First and foremost, at the organizational level spiritual leaders leverage inclusive practices

that result in positive expectations about the moral value of diversity; they will encourage

interventions reflecting an internal fit among HR practices, and aligning inclusive initiatives

with other organizational sub-systems (cf, Feldman et al.,2006). Policies grounded on

universally held values can significantly expand the scope of practices addressing the needs

of globally underrepresented groups (Derven,2014; Goodman,2013).
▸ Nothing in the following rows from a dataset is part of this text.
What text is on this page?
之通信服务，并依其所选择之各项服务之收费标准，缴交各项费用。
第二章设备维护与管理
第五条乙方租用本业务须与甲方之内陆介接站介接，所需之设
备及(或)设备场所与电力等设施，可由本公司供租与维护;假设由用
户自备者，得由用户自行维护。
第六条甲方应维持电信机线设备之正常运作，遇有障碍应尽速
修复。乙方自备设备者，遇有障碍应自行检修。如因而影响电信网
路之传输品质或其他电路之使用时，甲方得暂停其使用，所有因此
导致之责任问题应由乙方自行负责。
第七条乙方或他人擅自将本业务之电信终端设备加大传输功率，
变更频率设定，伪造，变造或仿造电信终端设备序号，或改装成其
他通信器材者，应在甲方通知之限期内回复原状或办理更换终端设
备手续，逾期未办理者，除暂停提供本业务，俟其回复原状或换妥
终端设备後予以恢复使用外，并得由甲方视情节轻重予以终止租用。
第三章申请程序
Most importantly, communicating inclusion goals to employees has to be complemented

with practices centered on social justice, spirituality, fairness, and shared principles (Hayles,

2014). Organizations that tend to satisfy employees’ spiritual needs enhance feelings of

psychological safety by allowing employees experience respectful treatment: people realize

that they are appreciated as human persons, a reality that in turn enhances purposeful

behaviors, self-determination and belongingness (Rego and Cunha, 2008).

30

Spiritual leaders can find ways to personify and model the values and attitudes of altruistic

love through inclusive practices, in conformity to the principles of an inclusive diversity

education (cf, Thomas et al.,2010). Noteworthy however, is that the inclusiveness of

spirituality in management education remains contingent on the premises to encourage

mutual respect for other’s spiritualities, to design and implement inclusive activities that

incorporate diverse spiritual perspectives, as well as to avoid imposing one’s set of spiritual

beliefs upon others (McCormick, 2006).

Second, at the team level, spiritual leaders espouse a holistic worldview manifested in

considerably reducing tensions both within and between social identity groups, enhancing

wellness of vulnerable groups and encouraging the formation of inclusive networks. As in

the case of enacting transcendental leadership, spiritual practices facilitate a substantial shift

from individual to shared experiences (Barney et al.,2015), this being the cornerstone of

inclusive processes. Spiritual leadership in particular, fosters such an ego-transcendence

through practices that reflect an empathetic understanding of others (Klaus and Fernando,

2016). More specifically, by creating opportunities for employees to share whole selves,

spiritual leaders will encourage debunking of stereotypes, that in turn will generate improved

trust and communication within the organization and enhanced perceived comfort with being

authentic at work. Spiritual leaders who draw on Reave’s (2005) and Fry’s (2005a) spiritual

values, develop the capacity of reconciling competing interests, eliminating stereotyping

representations of otherness and forging constructive interactions between different sub-

groups, thus helping teams to realize the value of social harmony.

And third, at the individual level spiritual leaders are invested with character strengths in

view of reconciling fragmented identities of unprivileged employees (immigrant workers, low

status expatriates). Spiritual leadership fosters diverse employees’ self-efficacy primarily

through its potential to alleviate identity concerns of employees with multiple and

intersecting identities, and to manage social disadvantage through emotional healing. To

reiterate, a spiritual leader is honoring the beliefs and identities of others, enabling them to

develop their potential by providing counsel, guidance and encouragement to her/his

followers, notwithstanding status differentials underlying demographically diverse settings.

Conclusion

In conclusion, our intention in this article was to merge two research streams, those of

spiritual leadership and inclusion literatures. Spiritual leadership is embodying potential to

31

not only leverage diversity, but also to shape a climate for inclusion, in which the distinct

needs for belongingness and uniqueness are concurrently fulfilled through calling and

membership of both followers and leaders, respectively. We hope that our model will prompt

further inquiry and enhance scholarly research regarding spiritual leadership potential for

inclusion by helping inclusion to be viewed as both an organizational and societal good,

embedded in social contexts and pertinent to vision, mission and organizational philosophy.